I am reading René Schilling's Measures, Integrals, and Martingales.

Let $(w_l, \mathscr{A}_l)_{l \in -\mathbb{N}_0})$ be a backwards submartingale and assume that $\mu|_{\mathscr{A}_{-\infty}}$ is $\sigma$-finite. Then we have the following.

(i) $\lim_{n \to \infty} w_{-n}=w_{-\infty} \in [-\infty, \infty)$ exists a.e.

(ii) $L^1-\lim_{n \to \infty} w_{-n} = w_{-\infty}$ if, and only if, $\inf_{n \in \mathbb{N}_0} \int w_{-n}d\mu > -\infty.$ If this is the case, then $(w_l,\mathscr{A}_l)_{l \in -\mathbb{N}_0 \cup -\infty}$ is a submartingale and $w_{-\infty}$ is a.e. real-valued.

I cannot see why we get the equivalence condition in (ii). The proof gives the equivalences

$$\sup_{n\in \mathbb{N}_0} \int |w_{-n}|\,d\mu < \infty \iff \inf_{n\in \mathbb{N}_0} \int w_{-n}\, d\mu > -\infty \iff \lim_{n \to \infty} \int w_{-n}\,d\mu \in \mathbb{R}.$$ From this I can see that we have the only if direction. But how do we get the necessity?

All this shows is that $\lim_{n\to \infty} \int w_{-n}\,d\mu$. But how can we conclude that this limit must indeed be $\int w_{-\infty}\,d\mu$?
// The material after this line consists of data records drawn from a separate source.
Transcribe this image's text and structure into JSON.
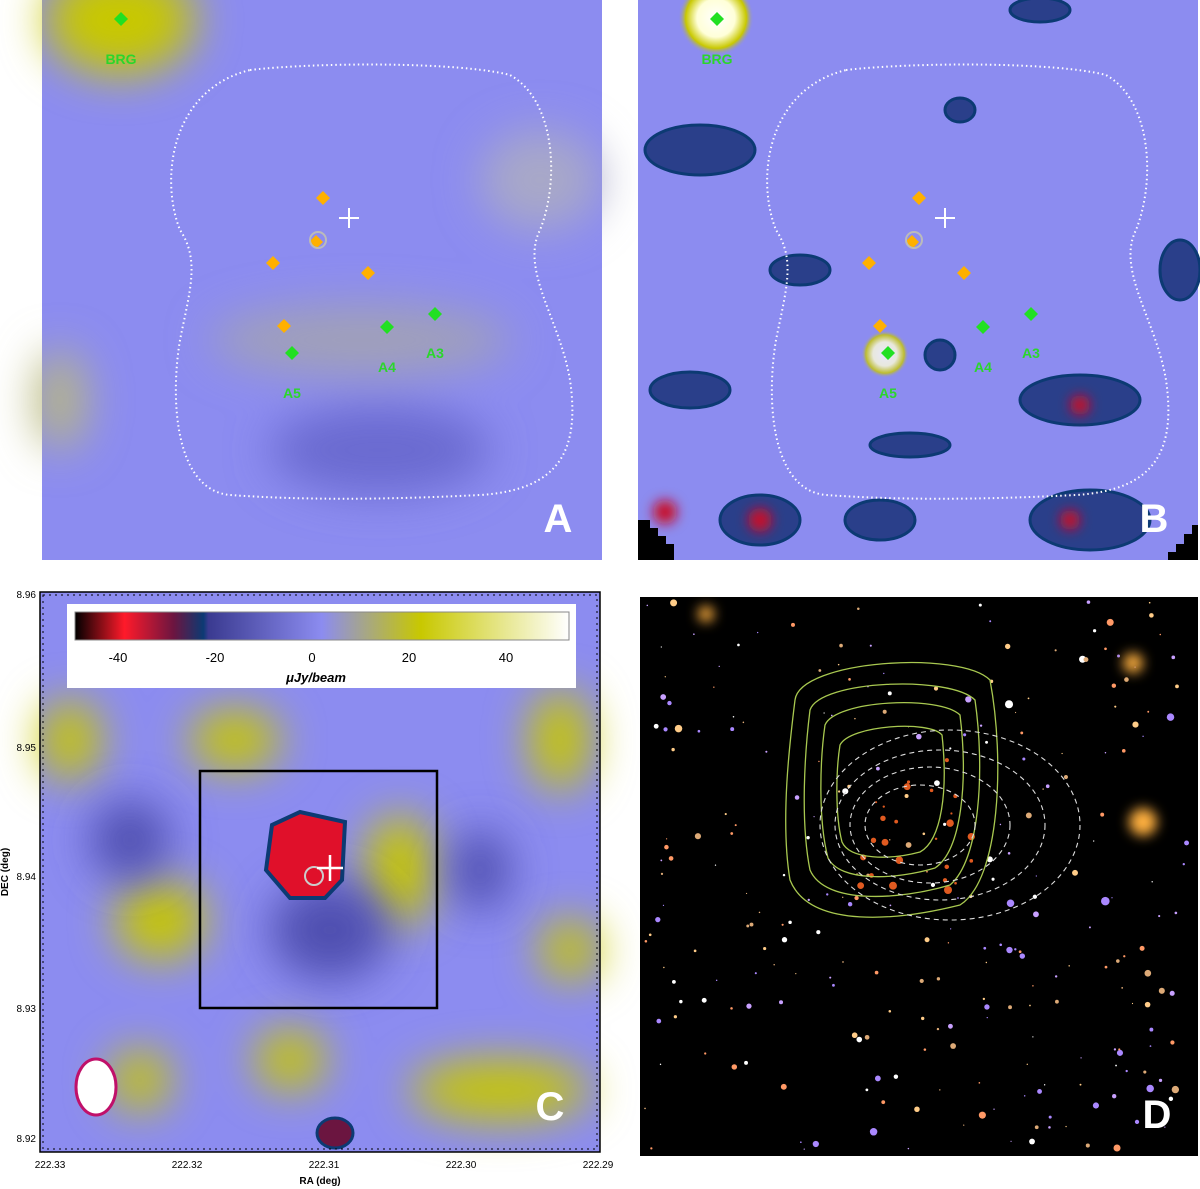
{
  "panels": [
    {
      "label": "A",
      "sources": [
        "BRG",
        "A5",
        "A4",
        "A3"
      ]
    },
    {
      "label": "B",
      "sources": [
        "BRG",
        "A5",
        "A4",
        "A3"
      ]
    },
    {
      "label": "C",
      "colorbar": {
        "ticks": [
          "-40",
          "-20",
          "0",
          "20",
          "40"
        ],
        "unit": "μJy/beam"
      },
      "x_axis": {
        "label": "RA (deg)",
        "ticks": [
          "222.33",
          "222.32",
          "222.31",
          "222.30",
          "222.29"
        ]
      },
      "y_axis": {
        "label": "DEC (deg)",
        "ticks": [
          "8.96",
          "8.95",
          "8.94",
          "8.93",
          "8.92"
        ]
      }
    },
    {
      "label": "D"
    }
  ]
}
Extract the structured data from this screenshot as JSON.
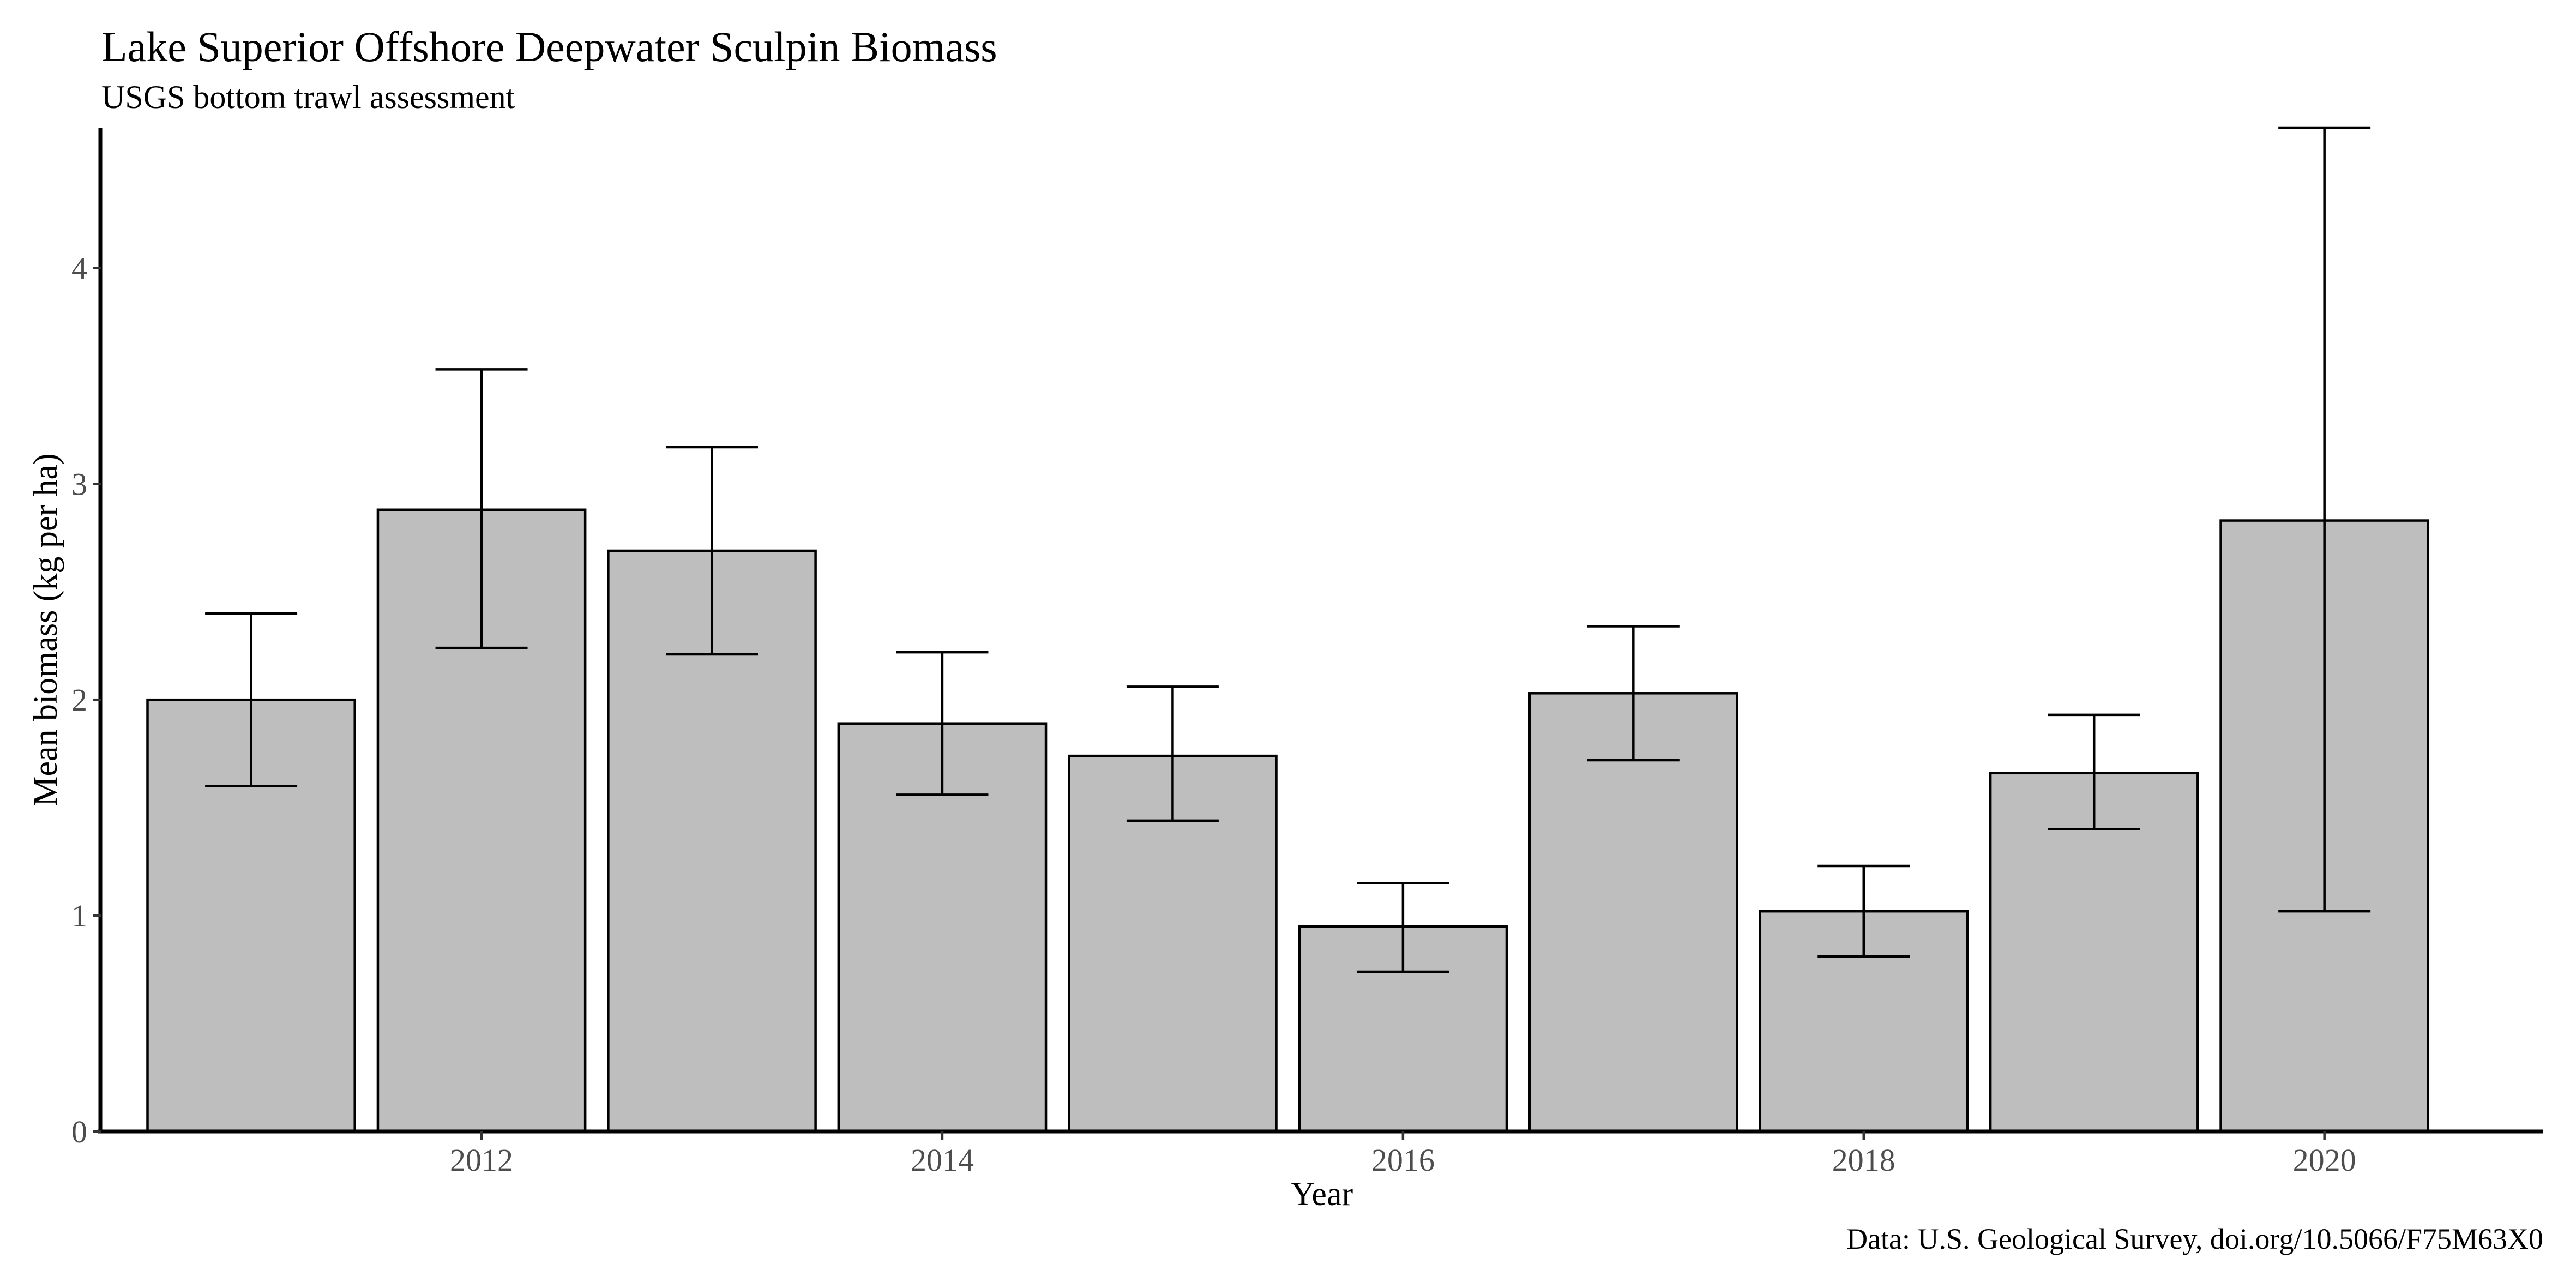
{
  "chart_data": {
    "type": "bar",
    "title": "Lake Superior Offshore Deepwater Sculpin Biomass",
    "subtitle": "USGS bottom trawl assessment",
    "xlabel": "Year",
    "ylabel": "Mean biomass (kg per ha)",
    "caption": "Data: U.S. Geological Survey, doi.org/10.5066/F75M63X0",
    "categories": [
      2011,
      2012,
      2013,
      2014,
      2015,
      2016,
      2017,
      2018,
      2019,
      2020
    ],
    "values": [
      2.0,
      2.88,
      2.69,
      1.89,
      1.74,
      0.95,
      2.03,
      1.02,
      1.66,
      2.83
    ],
    "error_low": [
      1.6,
      2.24,
      2.21,
      1.56,
      1.44,
      0.74,
      1.72,
      0.81,
      1.4,
      1.02
    ],
    "error_high": [
      2.4,
      3.53,
      3.17,
      2.22,
      2.06,
      1.15,
      2.34,
      1.23,
      1.93,
      4.65
    ],
    "x_ticks": [
      "2012",
      "2014",
      "2016",
      "2018",
      "2020"
    ],
    "y_ticks": [
      "0",
      "1",
      "2",
      "3",
      "4"
    ],
    "ylim": [
      0,
      4.65
    ],
    "xlim": [
      2010.35,
      2020.95
    ],
    "grid": false,
    "legend": "none",
    "bar_fill": "#bebebe",
    "bar_outline": "#000000"
  }
}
P.S. I think I will be able to solve this problem, if I can show that if $u_n$ converges a.e. to $u$, and $||u_n||_p$ converges for $p\ge 1$, then $||u_n||_p \to ||u||_p$. Is this true?

Answer 1

I got a solution to this problem from Rene Schilling. I here put his reply for anyone interested in the proof.

We show that $\{f_n\}_{n \in -\mathbb{N}_0}$ is uniformly integrable.

Fix $\epsilon>0$. Then since we assume that $\int f_n d\mu \downarrow I \in \mathbb{R}$, we have some $m = m_\epsilon$ such that for all $n \le m$: $\int f_n d\mu \le \int f_m d\mu \le \int f_n d\mu + \epsilon$.

Now take some $w \in L^1(\mu)$ that is positive everywhere. Let $R>0$. Then we have

\begin{align*}\int_{|f_n|>Rw}|f_n| &= \int_{f_n<-Rw} (-f_n)+\int_{f_n>Rw}f_n \\ &= \int_{f_n\ge -Rw}f_n-\int f_n + \int_{f_n>Rw}f_n \\ &\leq \int_{f_n \ge -Rw} f_m-\int f_m + \epsilon + \int_{f_n>Rw}f_m \\ &\leq \int_{|f_n|>Rw}|f_m|+\epsilon \\ &= \int_{\{|f_n|>Rw\} \cap \{|f_m|>\frac{1}{2}Rw\}}|f_m|+\epsilon+ \int_{\{|f_n|>Rw\} \cap \{|f_m|\le\frac{1}{2}Rw\}}|f_m| \\ &\leq \int_{|f_m|>\frac{1}{2}Rw}|f_m|+\epsilon + \frac{1}{2}\int_{|f_n|>Rw}|f_n|.\end{align*}

Hence we have $$\int_{|f_n|>Rw} |f_n| \le 2\epsilon + 2 \int_{|f_m|>\frac{1}{2}Rw}|f_m|$$ for all $n < m=m_\epsilon$. Finally, using dominated convergence theorem, we can choose $R=R_\epsilon$ large enough that for all $n \ge m=m_\epsilon$, $\int_{|f_n|>\frac{1}{2}R_\epsilon} |f_n| < \epsilon$. Thus we have $$\sup_{n \in -\mathbb{N}_0} \int_{|f_n|>R_\epsilon w_\epsilon}|f_n| \le 4\epsilon.$$